A study of this galaxy cluster and 31 others with Chandra and the GMRT shows that huge radio halos are generated during collisions between galaxy clusters. This result implies that galaxy clusters with radio halos are still forming, while clusters without this radio emission are not still accumulating large amounts of material. The result also implies that relativistic electrons are likely accelerated by turbulence generated by mergers between clusters.

The 12 million light-year wide galaxy cluster known as Abell 1758 is located 3.2 billion light years away in the constellation Canes Venatici. Clusters are groups of galaxies bound together by gravity, with swathes of hot gas permeating the intracluster medium.
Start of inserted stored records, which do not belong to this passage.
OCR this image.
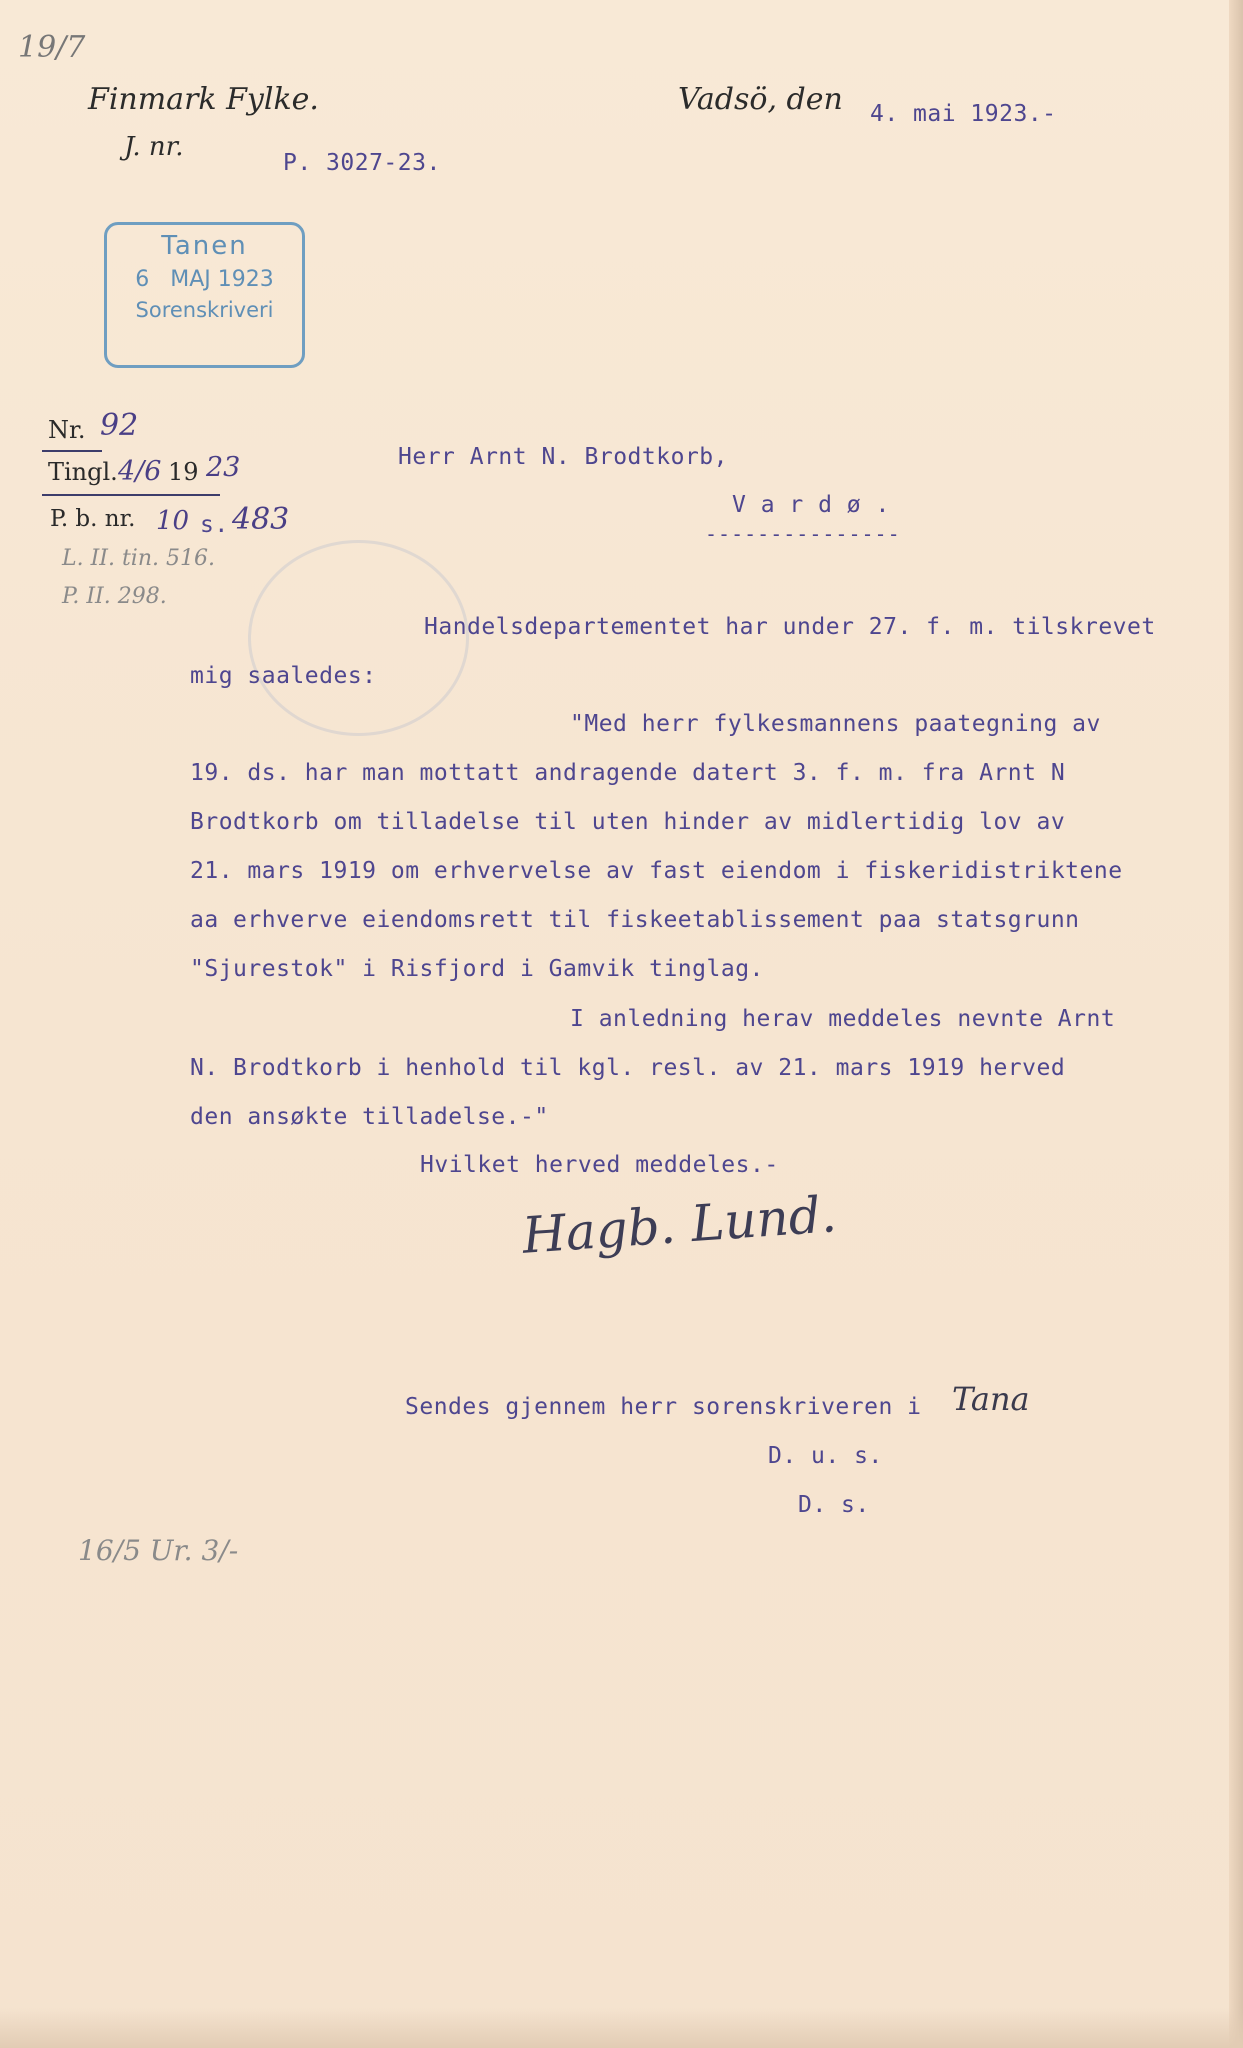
19/7
Finmark Fylke.
J. nr.
P. 3027-23.
Vadsö, den 4. mai 1923.-
Tanen
6 MAJ 1923
Sorenskriveri
Nr. 92
Tingl. 4/6 19 23
P. b. nr. 10 s. 483
L. II. tin. 516.
P. II. 298.
Herr Arnt N. Brodtkorb,
V a r d ø .
---------------
Handelsdepartementet har under 27. f. m. tilskrevet
mig saaledes:
"Med herr fylkesmannens paategning av
19. ds. har man mottatt andragende datert 3. f. m. fra Arnt N
Brodtkorb om tilladelse til uten hinder av midlertidig lov av
21. mars 1919 om erhvervelse av fast eiendom i fiskeridistriktene
aa erhverve eiendomsrett til fiskeetablissement paa statsgrunn
"Sjurestok" i Risfjord i Gamvik tinglag.
I anledning herav meddeles nevnte Arnt
N. Brodtkorb i henhold til kgl. resl. av 21. mars 1919 herved
den ansøkte tilladelse.-"
Hvilket herved meddeles.-
Hagb. Lund.
Sendes gjennem herr sorenskriveren i Tana
D. u. s.
D. s.
16/5 Ur. 3/-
They are some of the largest structures in the Universe, with clumps of mysterious dark matter likely contributing to their gravitational strength.

Collisions between clusters generate huge of amounts of energy, and in this image the rich pink and blue hues represent radio and X-ray data respectively. While the X-ray data is indicative of hot gas, the GMRT data reveals radio halos generated by relativistic particles and intense magnetic fields.

The observations of Abell 1758, along with 31 other clusters in the study, show that galaxy clusters with radio halos are still forming, while clusters without clear radio emission are not still accumulating large quantities of material. The result also implies that electrons moving at close to the speed of light are likely accelerated by turbulence stirred up by the merging event.

The rate at which clusters are forming has slowly decreased over the last seven billion years due to the effects of dark energy, a force used to explain the acceleration of the expanding Universe.